Digital Menu Board Design
The original menu board traversed the entire wall behind the counter. To fill this space with digital menu boards, it took five 50″ displays. The challenge with designing the new digital menu board was taking Pizza Chef’s extensive menu and mapping it over efficiently. Since the menu needs to be easy to navigate and read, particular attention needs to be payed to the size of the headings, the lists of items and the prices. Many menu items need a description because their name is not sufficient to know what you are ordering. To avoid taking up valuable space, it was decided to have the descriptions pop up. Each is displayed for about 8 seconds, then the next description comes up. This technique was used on two of the five boards.
It is important to note that these images are not limited to use on their digital menu boards. They are also available for their website, paper menus, and any other marketing material they may produce.
The menu boards are easily updated. The prices on the menu board can be readily updated by the proprietors themselves – an important aspect because they did not want incur additional fees, nor wait, to make simple updates.

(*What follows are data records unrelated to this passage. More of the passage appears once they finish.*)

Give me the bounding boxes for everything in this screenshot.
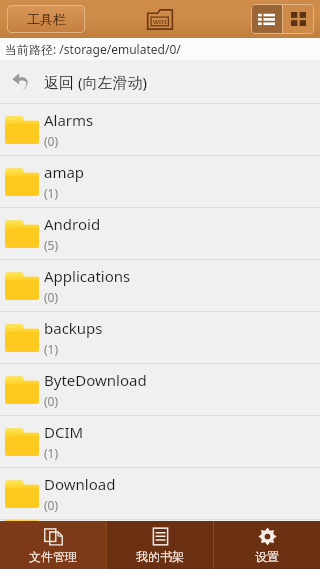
button[interactable]: WIFI 文件夹 <box>143 2 177 36</box>
staticText: 文件管理 <box>29 549 77 564</box>
staticText: (1) <box>44 341 59 357</box>
button[interactable]: 设置 <box>214 521 320 569</box>
button[interactable]: Applications <box>0 260 320 311</box>
staticText: 我的书架 <box>136 549 184 564</box>
staticText: DCIM <box>44 422 84 442</box>
button[interactable]: html2apk <box>0 520 320 521</box>
button[interactable]: 我的书架 <box>107 521 213 569</box>
button[interactable]: 列表视图 <box>251 4 282 34</box>
staticText: ByteDownload <box>44 370 147 390</box>
staticText: Alarms <box>44 110 94 130</box>
button[interactable]: 工具栏 <box>7 5 85 33</box>
staticText: (1) <box>44 185 59 201</box>
staticText: (0) <box>44 289 59 305</box>
staticText: 返回 (向左滑动) <box>44 72 147 92</box>
button[interactable]: backups <box>0 312 320 363</box>
staticText: Download <box>44 474 116 494</box>
staticText: (5) <box>44 237 59 253</box>
staticText: 工具栏 <box>27 11 66 27</box>
button[interactable]: Android <box>0 208 320 259</box>
button[interactable]: amap <box>0 156 320 207</box>
staticText: backups <box>44 318 103 338</box>
staticText: WIFI <box>153 18 167 26</box>
staticText: (0) <box>44 133 59 149</box>
staticText: Android <box>44 214 101 234</box>
button[interactable]: Alarms <box>0 104 320 155</box>
button[interactable]: 返回 (向左滑动) <box>0 60 320 103</box>
staticText: (0) <box>44 497 59 513</box>
staticText: (1) <box>44 445 59 461</box>
button[interactable]: ByteDownload <box>0 364 320 415</box>
button[interactable]: 网格视图 <box>283 4 314 34</box>
button[interactable]: Download <box>0 468 320 519</box>
button[interactable]: DCIM <box>0 416 320 467</box>
staticText: 当前路径: /storage/emulated/0/ <box>5 41 181 57</box>
staticText: (0) <box>44 393 59 409</box>
staticText: 设置 <box>255 549 279 564</box>
button[interactable]: 文件管理 <box>0 521 106 569</box>
staticText: Applications <box>44 266 131 286</box>
staticText: amap <box>44 162 85 182</box>
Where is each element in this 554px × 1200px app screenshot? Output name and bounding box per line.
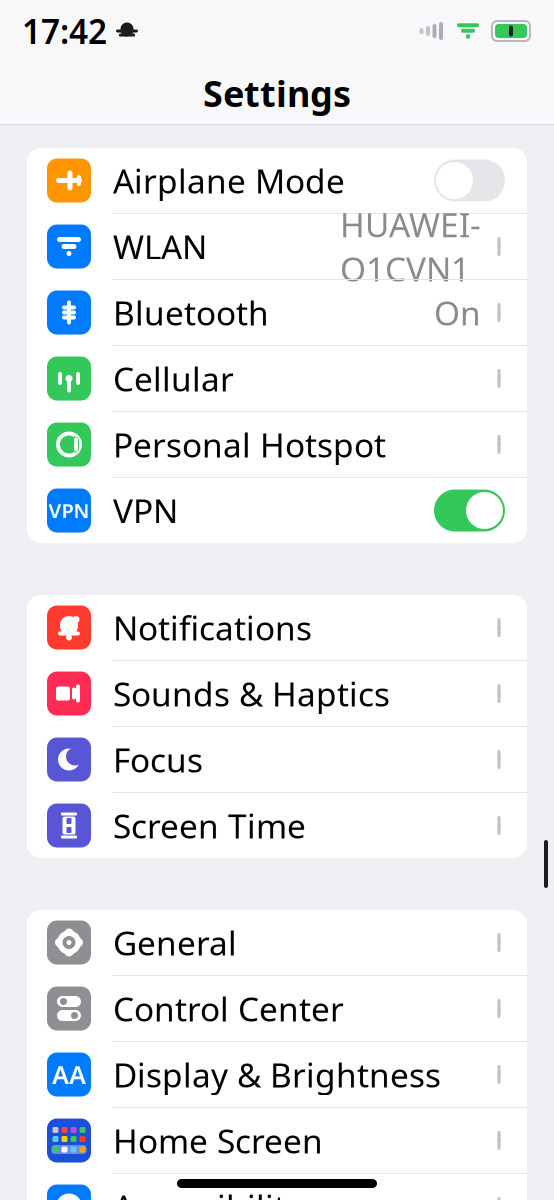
button[interactable]: VPN [27, 478, 527, 543]
staticText: Accessibility [113, 1184, 303, 1200]
staticText: Notifications [113, 605, 312, 650]
button[interactable]: Bluetooth [27, 280, 527, 346]
staticText: Screen Time [113, 803, 306, 848]
button[interactable]: Screen Time [27, 793, 527, 858]
button[interactable]: Cellular [27, 346, 527, 412]
button[interactable]: General [27, 910, 527, 976]
button[interactable]: Accessibility [27, 1174, 527, 1200]
staticText: Display & Brightness [113, 1052, 441, 1097]
staticText: VPN [113, 488, 178, 533]
staticText: Sounds & Haptics [113, 671, 390, 716]
staticText: Home Screen [113, 1118, 323, 1163]
staticText: On [434, 290, 481, 335]
staticText: WLAN [113, 224, 207, 269]
staticText: Airplane Mode [113, 158, 345, 203]
staticText: HUAWEI-O1CVN1 [340, 202, 481, 291]
button[interactable]: AA [27, 1042, 527, 1108]
staticText: 17:42 [22, 9, 107, 53]
staticText: Bluetooth [113, 290, 269, 335]
staticText: Control Center [113, 986, 344, 1031]
staticText: General [113, 920, 237, 965]
staticText: AA [52, 1058, 86, 1091]
staticText: VPN [48, 497, 90, 524]
staticText: Focus [113, 737, 203, 782]
staticText: Cellular [113, 356, 234, 401]
button[interactable]: Personal Hotspot [27, 412, 527, 478]
staticText: Settings [203, 69, 351, 117]
button[interactable]: Focus [27, 727, 527, 793]
button[interactable]: Notifications [27, 595, 527, 661]
button[interactable]: Airplane Mode [27, 148, 527, 214]
staticText: Personal Hotspot [113, 422, 386, 467]
button[interactable]: WLAN [27, 214, 527, 280]
button[interactable]: Control Center [27, 976, 527, 1042]
button[interactable]: Home Screen [27, 1108, 527, 1174]
button[interactable]: Sounds & Haptics [27, 661, 527, 727]
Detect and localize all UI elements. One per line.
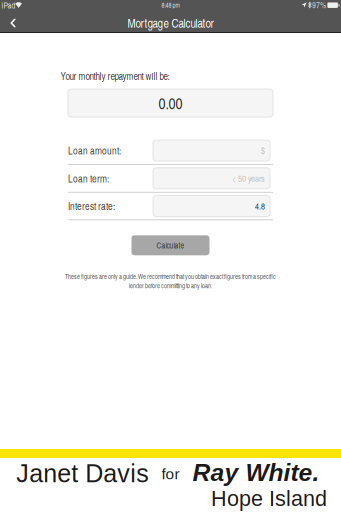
staticText: Interest rate: <box>68 199 115 213</box>
staticText: Mortgage Calculator <box>128 15 214 31</box>
button[interactable]: Back <box>0 14 26 32</box>
staticText: 0.00 <box>158 92 182 114</box>
staticText: Loan term: <box>68 171 109 185</box>
staticText: Your monthly repayment will be: <box>60 69 170 83</box>
button[interactable]: Calculate <box>132 235 210 255</box>
staticText: 8:48 pm <box>162 1 180 10</box>
staticText: Ray White. <box>192 459 320 486</box>
staticText: for <box>162 465 180 482</box>
staticText: These figures are only a guide. We recom… <box>65 272 276 281</box>
staticText: 97% <box>312 0 326 10</box>
staticText: < 50 years <box>232 172 265 184</box>
staticText: Janet Davis <box>16 460 149 488</box>
staticText: Calculate <box>156 240 184 251</box>
staticText: Hope Island <box>211 486 327 510</box>
staticText: Loan amount: <box>68 144 121 158</box>
staticText: iPad <box>2 0 16 11</box>
staticText: lender before committing to any loan. <box>129 281 212 290</box>
staticText: $ <box>261 144 265 157</box>
staticText: 4.8 <box>255 200 265 212</box>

Sounds like the efficiency in your shooting will eventually get you down to a place where you will attract more clients. Quality food photography is great, but often small restaurants (who can handle the fee) can’t stomach it. Congrats. The digitized menus are a nice lift to this place. Do you know if they happened to use FWI (http://www.fourwindsinteractive.com)? We had a client last year use them, and this seems like it could be their work. I don’t know. Maybe there are tons of companies who do digitized menus.
Thanks for the comments Matt.
The menu board solution for Pizza Chef is a custom one that I developed. I have another client that uses FWI. It’s functional, but the software is a little quirky to use. I have another client that is starting to use SignageLive – a web-based application – that appears quite promising. As you say, there are a lot digital menu board solutions, all with their own set of trade-offs.